Dartmouth signs onto NH Medicaid managed care

Dartmouth agrees to join New Hampshire's managed care network for Medicaid

Associated Press

CONCORD, N.H. (AP) -- New Hampshire's largest health care provider signed contracts Monday with three health care plans to join the state's managed care network for Medicaid — a key to getting the network operating.

Dartmouth-Hitchcock announced it will work with Well Sense Health Plan, Granite State Health Plan and Meridian Health Plan of New Hampshire to provide coordinated care for eligible Medicaid beneficiaries. Dartmouth-Hitchcock said that by signing with all three managed care plans, Medicaid recipients would have access to Dartmouth-Hitchcock providers regardless which plan they choose.

"By taking this action today, we are acting in the best interests of New Hampshire and the people we are privileged to serve. To create a truly sustainable health system, all New Hampshire residents need access to high-quality, coordinated health care when and where it's needed, with value-based approaches that keep our population healthy and out of the hospital," Dartmouth-Hitchcock CEO and President Dr. James N. Weinstein said in a statement.

The state has been trying to move from a fee-for-service health model to managed care for its Medicaid clients but needed participation from hospitals to make it work. New Hampshire's Medicaid program covers low-income children, parents with nondisabled children under 18, pregnant women, senior citizens and people with disabilities.
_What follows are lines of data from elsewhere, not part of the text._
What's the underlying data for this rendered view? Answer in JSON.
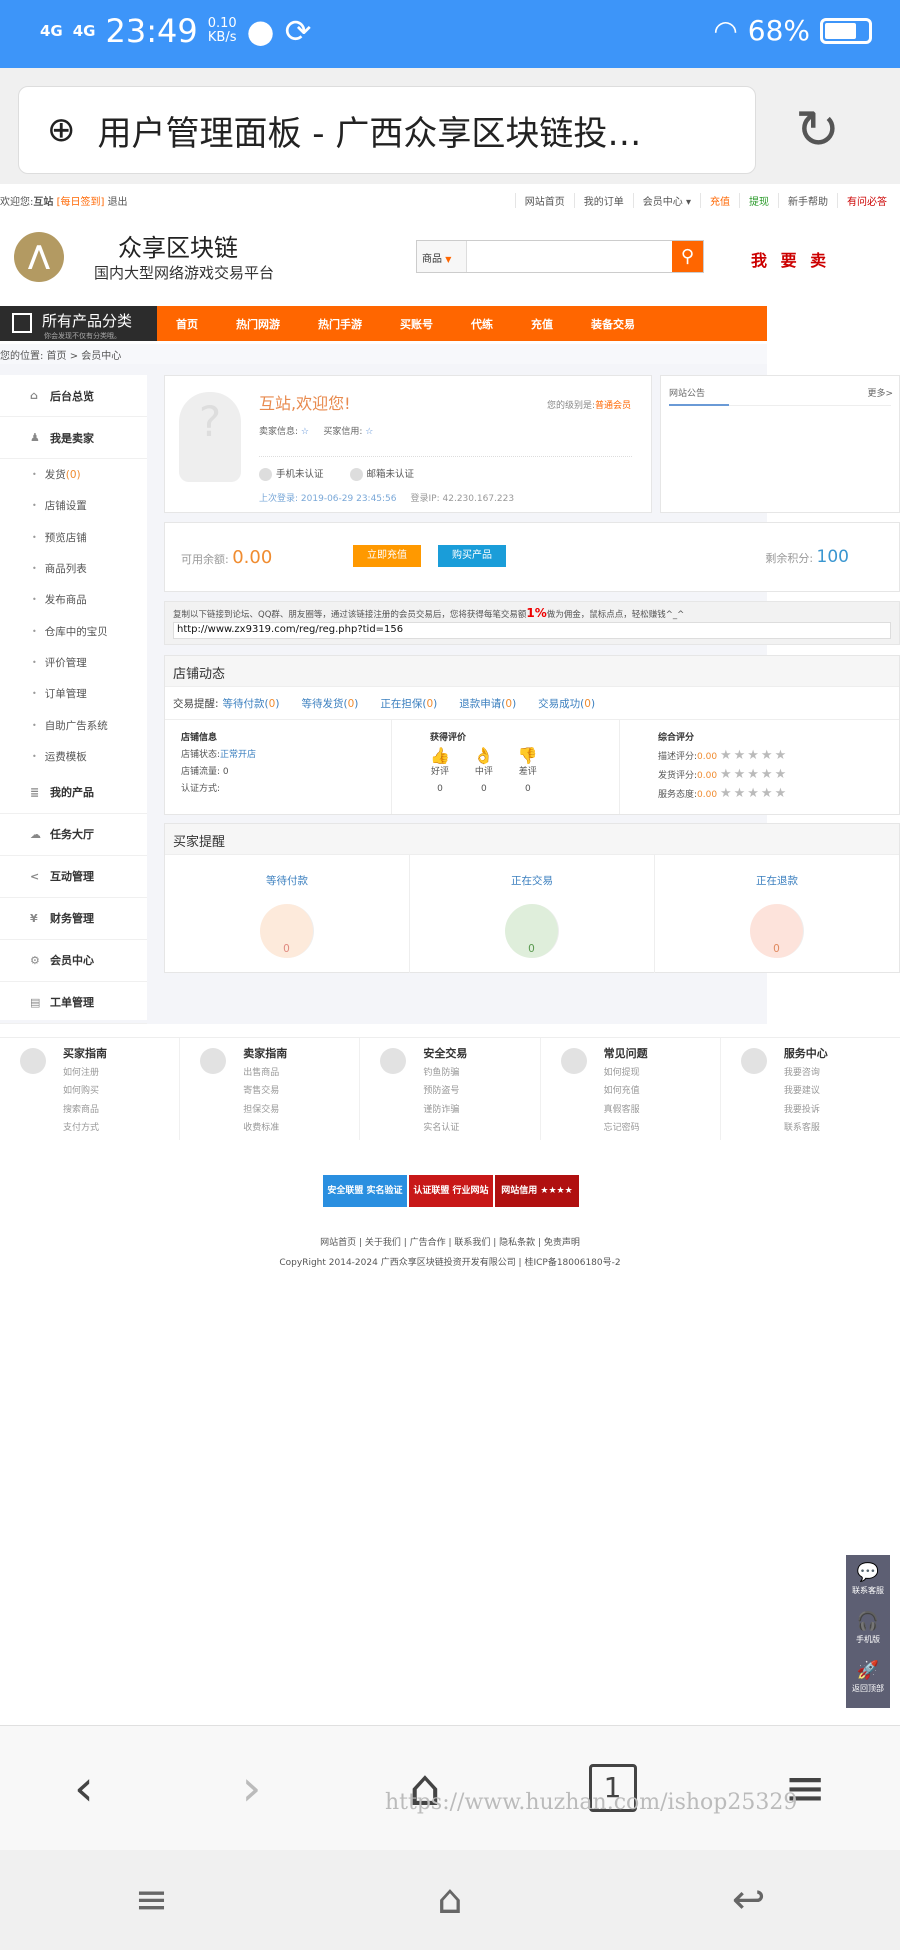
{
  "status": {
    "signal1": "4G",
    "signal2": "4G",
    "time": "23:49",
    "speed": "0.10",
    "speed_unit": "KB/s",
    "battery": "68%",
    "battery_level": 0.68
  },
  "browser": {
    "title": "用户管理面板 - 广西众享区块链投…",
    "tabs_count": "1",
    "watermark": "https://www.huzhan.com/ishop25329"
  },
  "topbar": {
    "welcome": "欢迎您:",
    "user": "互站",
    "signin": "[每日签到]",
    "logout": "退出",
    "links": [
      "网站首页",
      "我的订单",
      "会员中心 ▾",
      "充值",
      "提现",
      "新手帮助",
      "有问必答"
    ]
  },
  "header": {
    "logo_text": "众享区块链",
    "slogan": "国内大型网络游戏交易平台",
    "search_category": "商品",
    "search_placeholder": "",
    "sell": "我 要 卖"
  },
  "nav": {
    "all_title": "所有产品分类",
    "all_sub": "你会发现不仅有分类哦。",
    "items": [
      "首页",
      "热门网游",
      "热门手游",
      "买账号",
      "代练",
      "充值",
      "装备交易"
    ]
  },
  "breadcrumb": "您的位置: 首页 > 会员中心",
  "sidebar": {
    "overview": "后台总览",
    "seller": "我是卖家",
    "ship": "发货",
    "ship_count": "(0)",
    "sub": [
      "店铺设置",
      "预览店铺",
      "商品列表",
      "发布商品",
      "仓库中的宝贝",
      "评价管理",
      "订单管理",
      "自助广告系统",
      "运费模板"
    ],
    "groups": [
      "我的产品",
      "任务大厅",
      "互动管理",
      "财务管理",
      "会员中心",
      "工单管理"
    ]
  },
  "profile": {
    "welcome": "互站,欢迎您!",
    "level_label": "您的级别是:",
    "level": "普通会员",
    "seller_credit": "卖家信息:",
    "buyer_credit": "买家信用:",
    "phone": "手机未认证",
    "email": "邮箱未认证",
    "last_login_label": "上次登录:",
    "last_login": "2019-06-29 23:45:56",
    "ip_label": "登录IP:",
    "ip": "42.230.167.223"
  },
  "notice": {
    "title": "网站公告",
    "more": "更多>"
  },
  "balance": {
    "label": "可用余额:",
    "value": "0.00",
    "recharge": "立即充值",
    "buy": "购买产品",
    "points_label": "剩余积分:",
    "points": "100"
  },
  "referral": {
    "text1": "复制以下链接到论坛、QQ群、朋友圈等，通过该链接注册的会员交易后，您将获得每笔交易额",
    "pct": "1%",
    "text2": "做为佣金，鼠标点点，轻松赚钱^_^",
    "url": "http://www.zx9319.com/reg/reg.php?tid=156"
  },
  "shop": {
    "title": "店铺动态",
    "reminder_label": "交易提醒:",
    "reminders": [
      {
        "label": "等待付款",
        "count": "0"
      },
      {
        "label": "等待发货",
        "count": "0"
      },
      {
        "label": "正在担保",
        "count": "0"
      },
      {
        "label": "退款申请",
        "count": "0"
      },
      {
        "label": "交易成功",
        "count": "0"
      }
    ],
    "info_title": "店铺信息",
    "state_label": "店铺状态:",
    "state": "正常开店",
    "traffic": "店铺流量: 0",
    "auth": "认证方式:",
    "eval_title": "获得评价",
    "evals": [
      {
        "label": "好评",
        "count": "0"
      },
      {
        "label": "中评",
        "count": "0"
      },
      {
        "label": "差评",
        "count": "0"
      }
    ],
    "score_title": "综合评分",
    "scores": [
      {
        "label": "描述评分:",
        "value": "0.00"
      },
      {
        "label": "发货评分:",
        "value": "0.00"
      },
      {
        "label": "服务态度:",
        "value": "0.00"
      }
    ]
  },
  "buyer": {
    "title": "买家提醒",
    "items": [
      {
        "label": "等待付款",
        "count": "0",
        "bg": "#fdeadb",
        "fg": "#e08a80"
      },
      {
        "label": "正在交易",
        "count": "0",
        "bg": "#dfeedb",
        "fg": "#5a9a50"
      },
      {
        "label": "正在退款",
        "count": "0",
        "bg": "#fde3db",
        "fg": "#e08a60"
      }
    ]
  },
  "help": [
    {
      "title": "买家指南",
      "links": [
        "如何注册",
        "如何购买",
        "搜索商品",
        "支付方式"
      ]
    },
    {
      "title": "卖家指南",
      "links": [
        "出售商品",
        "寄售交易",
        "担保交易",
        "收费标准"
      ]
    },
    {
      "title": "安全交易",
      "links": [
        "钓鱼防骗",
        "预防盗号",
        "谨防诈骗",
        "实名认证"
      ]
    },
    {
      "title": "常见问题",
      "links": [
        "如何提现",
        "如何充值",
        "真假客服",
        "忘记密码"
      ]
    },
    {
      "title": "服务中心",
      "links": [
        "我要咨询",
        "我要建议",
        "我要投诉",
        "联系客服"
      ]
    }
  ],
  "badges": [
    "安全联盟 实名验证",
    "认证联盟 行业网站",
    "网站信用 ★★★★"
  ],
  "footer": {
    "links": "网站首页 | 关于我们 | 广告合作 | 联系我们 | 隐私条款 | 免责声明",
    "copyright": "CopyRight 2014-2024 广西众享区块链投资开发有限公司 | 桂ICP备18006180号-2"
  },
  "float": [
    "联系客服",
    "手机版",
    "返回顶部"
  ]
}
The budget that was adopted two years ago, written by Republicans, cut state hospital aid for all but a handful of critical access hospitals. Hospitals, mental health clinics and other providers refused to participate in the managed care system because of low reimbursement levels for treating Medicaid patients. The 10 largest hospitals also sued over Medicaid rates, which complicated efforts to negotiate over managed care.

The new budget restores some of the aid, but requires hospitals to agree in writing to participate in the managed care network by July 1 with a final agreement by Aug. 1 to receive the aid. New Hampshire's Department of Health and Human Services also changed key rates to entice providers — especially hospitals — to participate in managed care.

Under the managed care program, the state will pay the three insurance plans a set amount to care for Medicaid clients. Medicaid clients will be asked to select a plan this fall, according to Dartmouth-Hitchcock. The state will assign people who fail to choose a plan to one. Dartmouth-Hitchcock said providers initially will be reimbursed under a fee-for-service payment model which may include incentives for improving the quality of care delivered to patients.

An 11-member commission appointed this year by Gov. Maggie Hassan will monitor the program.

Meanwhile, the state budget also requires a nine-member commission to begin meeting this month to study the impact and possible alternatives to expanding Medicaid under the federal health care overhaul. Hassan and the Democratic-led House wanted to authorize expansion Jan. 1 in the new state budget, but the Republican-led Senate insisted on considering the impact on New Hampshire first.

The compromise was to establish the commission which is to issue its report Oct. 15. Hassan has said a special legislative session may be needed to authorize Medicaid expansion to begin capturing the estimated $2.5 billion in federal funding the state would get over seven years.

The expansion would add anyone under age 65 who earns up to 138 percent of federal poverty guidelines, which is about $15,000 for a single adult.

New Hampshire could refuse or postpone a decision, but there are benefits for states that choose to expand Medicaid now. The U.S. government will pick up the entire cost in the first three years and 90 percent over the long haul. Hassan said delaying expansion could cost New Hampshire up to $340 million next year.

State officials said the three managed care operators had counted on Medicaid being expanded to cover an estimated 58,000 adults when they contracted with the state. That was before the U.S. Supreme Court ruled expansion was optional.